Oct 25 51330 8:25
First stop fuel, diesel here is $3.03 but the prices are not as bad as we figured. The RV likes running on Interstates, our fuel mileage was up to nearly 9 miles per gallon on yesterdays run. Today is mostly interstate also so hopefully the mileage will stay up.
I have figured out the stops for the rest of the way home and we should be there by Nov. 8 around noon if there are no snow delays.
Oh, we got the results of the x-rays back and it is definitely arthritis in the hip. I will get the x-rays sent to the house and I have already gotten an appointment for the 19th of Nov. to see a doctor at home. By then I should know if the Celebrex is controlling the pain sufficiently or not to delay any other action at least until after the first of the year. Right now I am still pretty limited on how much I can do with it. I guess the stairs at home will be the test.
West Virginia was very hilly with lots of rivers and streams and trees. Kentucky is more open, a little flatter, with gentler rolling hills. The trees still have good color but not as much deep red as Virginia and West Virginia.
Kentucky, horse country, racetracks, horse farms, lots of white board fences, horses in the fields, horse transporters, lots of Kentucky bluegrass. There are a lot of French names here, Paris, Bourbon, and Versailles.
Second stop is the Abraham Lincoln NHS in Hodgenville, Kentucky. Lincoln's ancestors came to Kentucky from Scotland via Massachusetts, New Jersey, Pennsylvania, and Virginia. Lincoln's grandfather moved west to Kentucky in 1782, where he was killed in an Indian raid. He father Thomas moved to a more secure and populated area in Washington County in 1786.

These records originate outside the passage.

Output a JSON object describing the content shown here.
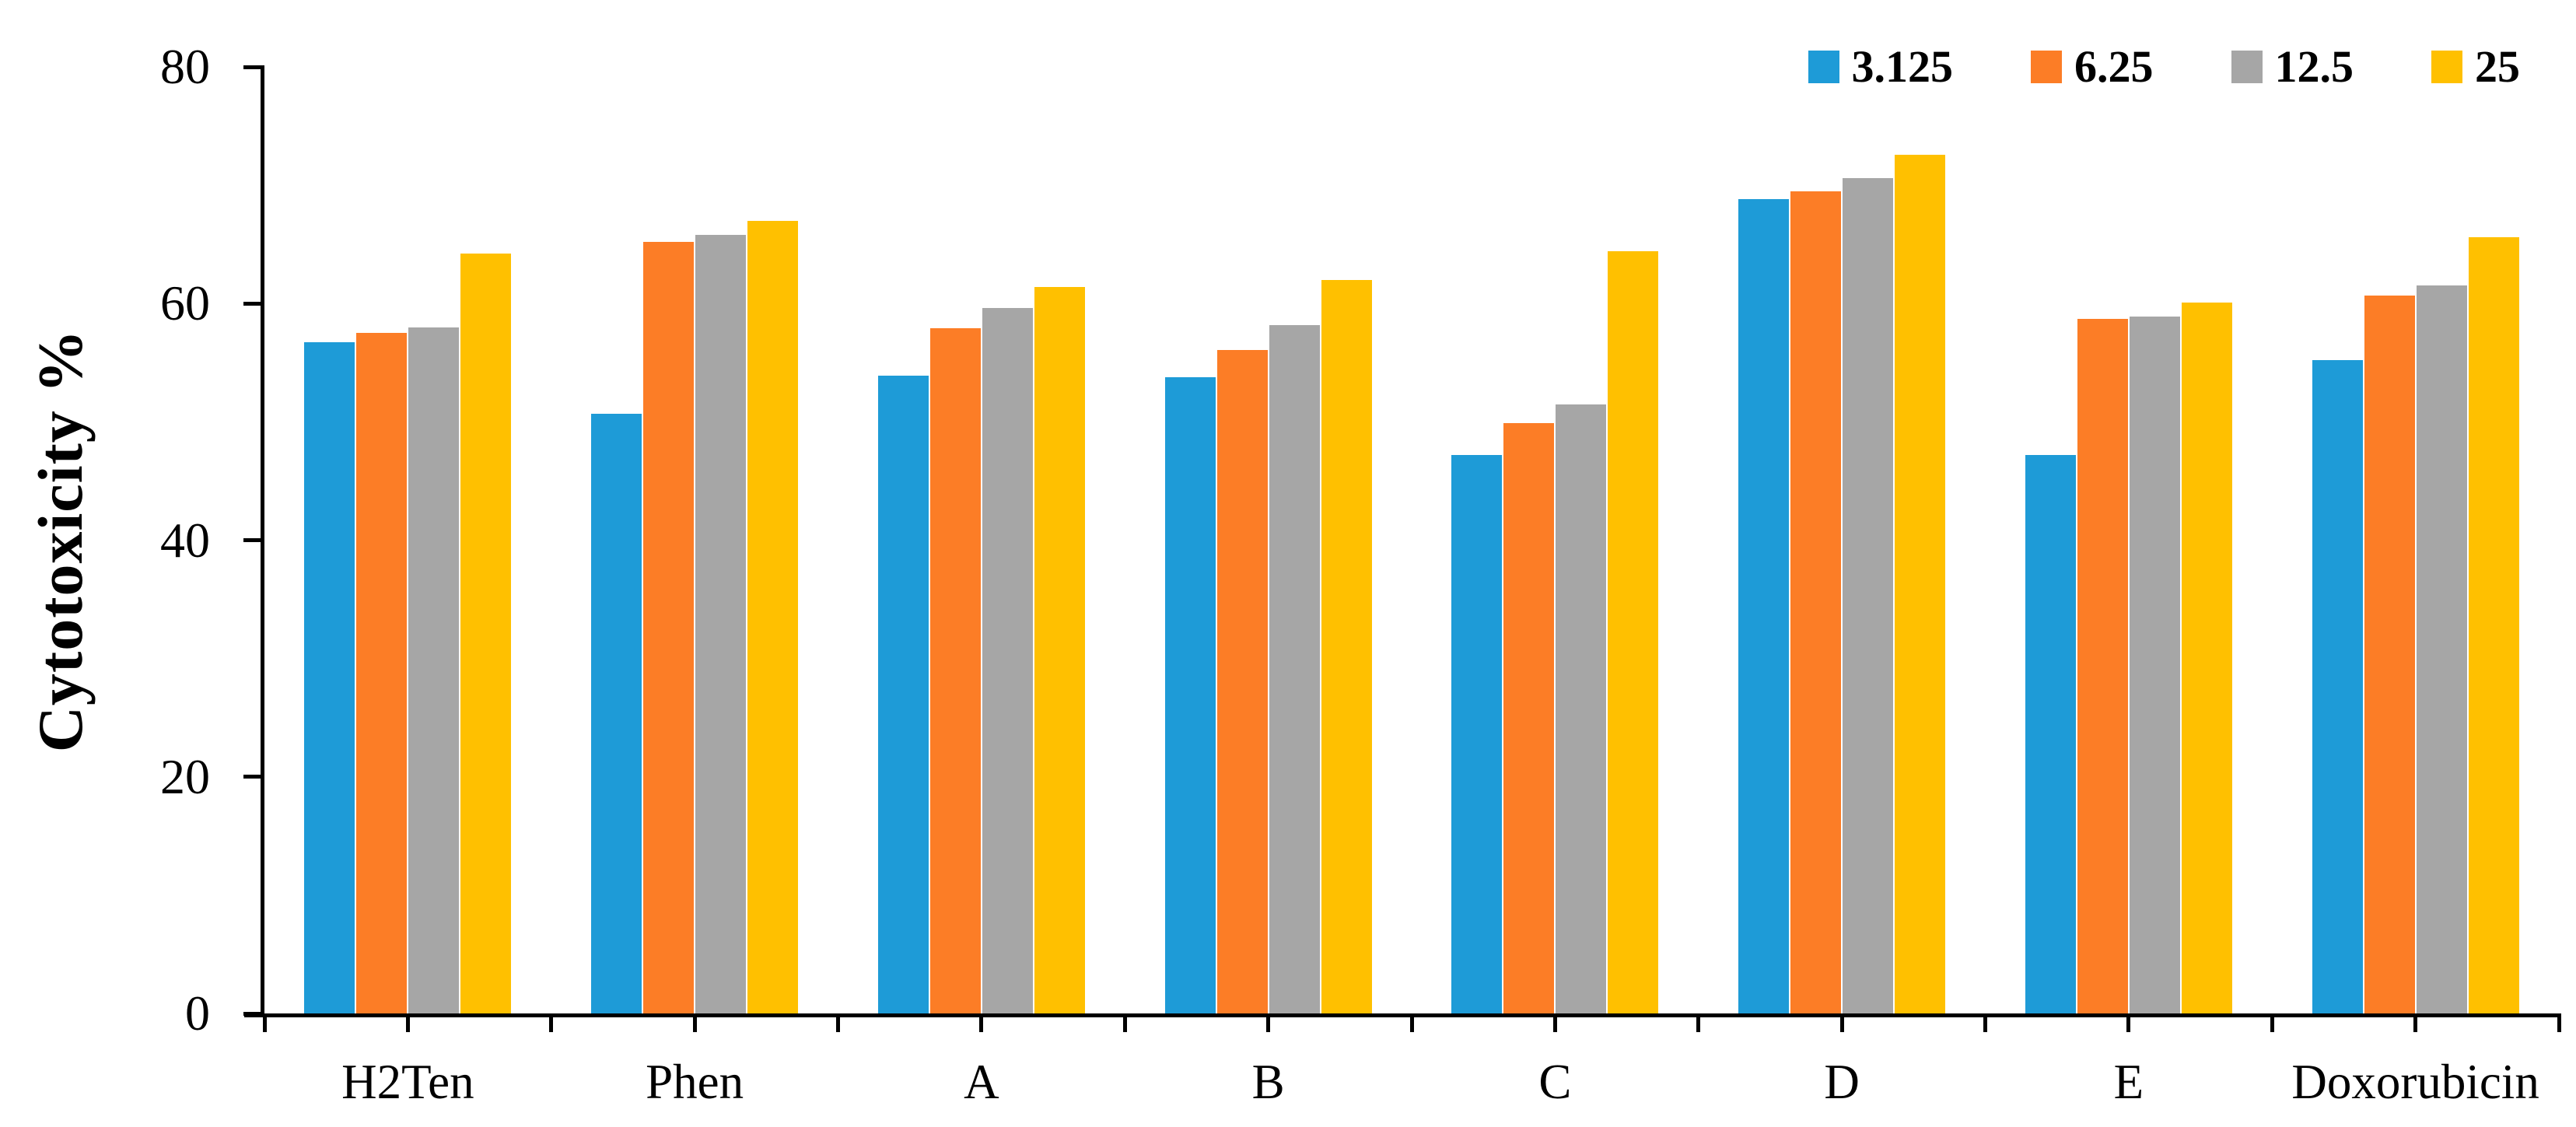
{
  "chart_data": {
    "type": "bar",
    "title": "",
    "xlabel": "",
    "ylabel": "Cytotoxicity %",
    "ylim": [
      0,
      80
    ],
    "yticks": [
      0,
      20,
      40,
      60,
      80
    ],
    "grid": false,
    "legend_position": "top-right",
    "categories": [
      "H2Ten",
      "Phen",
      "A",
      "B",
      "C",
      "D",
      "E",
      "Doxorubicin"
    ],
    "series": [
      {
        "name": "3.125",
        "color": "#1E9BD7",
        "values": [
          56.7,
          50.7,
          53.9,
          53.8,
          47.2,
          68.8,
          47.2,
          55.2
        ]
      },
      {
        "name": "6.25",
        "color": "#FC7D26",
        "values": [
          57.5,
          65.2,
          57.9,
          56.1,
          49.9,
          69.5,
          58.7,
          60.7
        ]
      },
      {
        "name": "12.5",
        "color": "#A6A6A6",
        "values": [
          58.0,
          65.8,
          59.6,
          58.2,
          51.5,
          70.6,
          58.9,
          61.5
        ]
      },
      {
        "name": "25",
        "color": "#FFC000",
        "values": [
          64.2,
          67.0,
          61.4,
          62.0,
          64.4,
          72.6,
          60.1,
          65.6
        ]
      }
    ]
  }
}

Thomas was uneducated, honest and no driving ambition. He fulfilled the duties of a frontier citizen serving as a militiaman, county prison guard, paid his taxes, and sat juries. He labored alongside slaves who may have helped shape his antislavery views.
In 1803 he settled in Elizabethtown and with his carpenter's trade had earned enough money to buy a 230-acre farm in Elizabethtown. In 1806 he married Nancy Hanks and brought home to the farm.

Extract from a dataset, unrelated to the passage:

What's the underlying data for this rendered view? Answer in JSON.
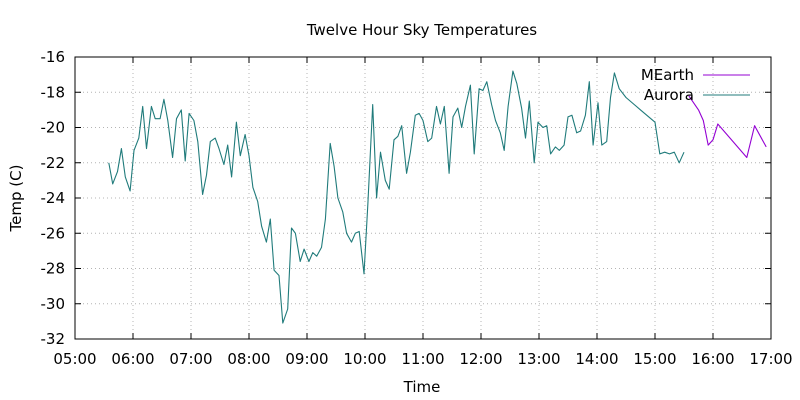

In 1808 Thomas and Nancy bought the Sinking Spring farm, 348 acres of stony land on Nolin Creek, their daughter Sarah was 1 year old and Nancy was pregnant with Abe with they moved to the new home.
Lincoln was born February 12, 1809 and remembers little of this time and he only lived here in the small 16 X 18 foot cabin for 2 years.
The memorial here covers a structure believed to be a cabin just like the one in which Lincoln lived. President T. Roosevelt laid the memorial's cornerstone in 1909 and in 1911 President Taft dedicated the memorial. The memorial and farm were established as a National Park in 1916 and designated a National Historic Park in 1956.
The other half of this site is the Lincoln Boyhood Home, 8 miles away where the family moved when Lincoln was 2. Lincoln lived here for only 6 years. It was added to the park system in 2001. The building is in bad disrepair and is currently being restored.
Lincoln feels that many of the events in Kentucky helped prepare him for the presidency years later. Here he learned reading, writing, arithmetic and the value of friendship. It was here that he encountered a wide diversity of ideals to shape his mind and a wide diversity in the land to shape his senses.
In 1816 the family moved again to Indiana, more about this later.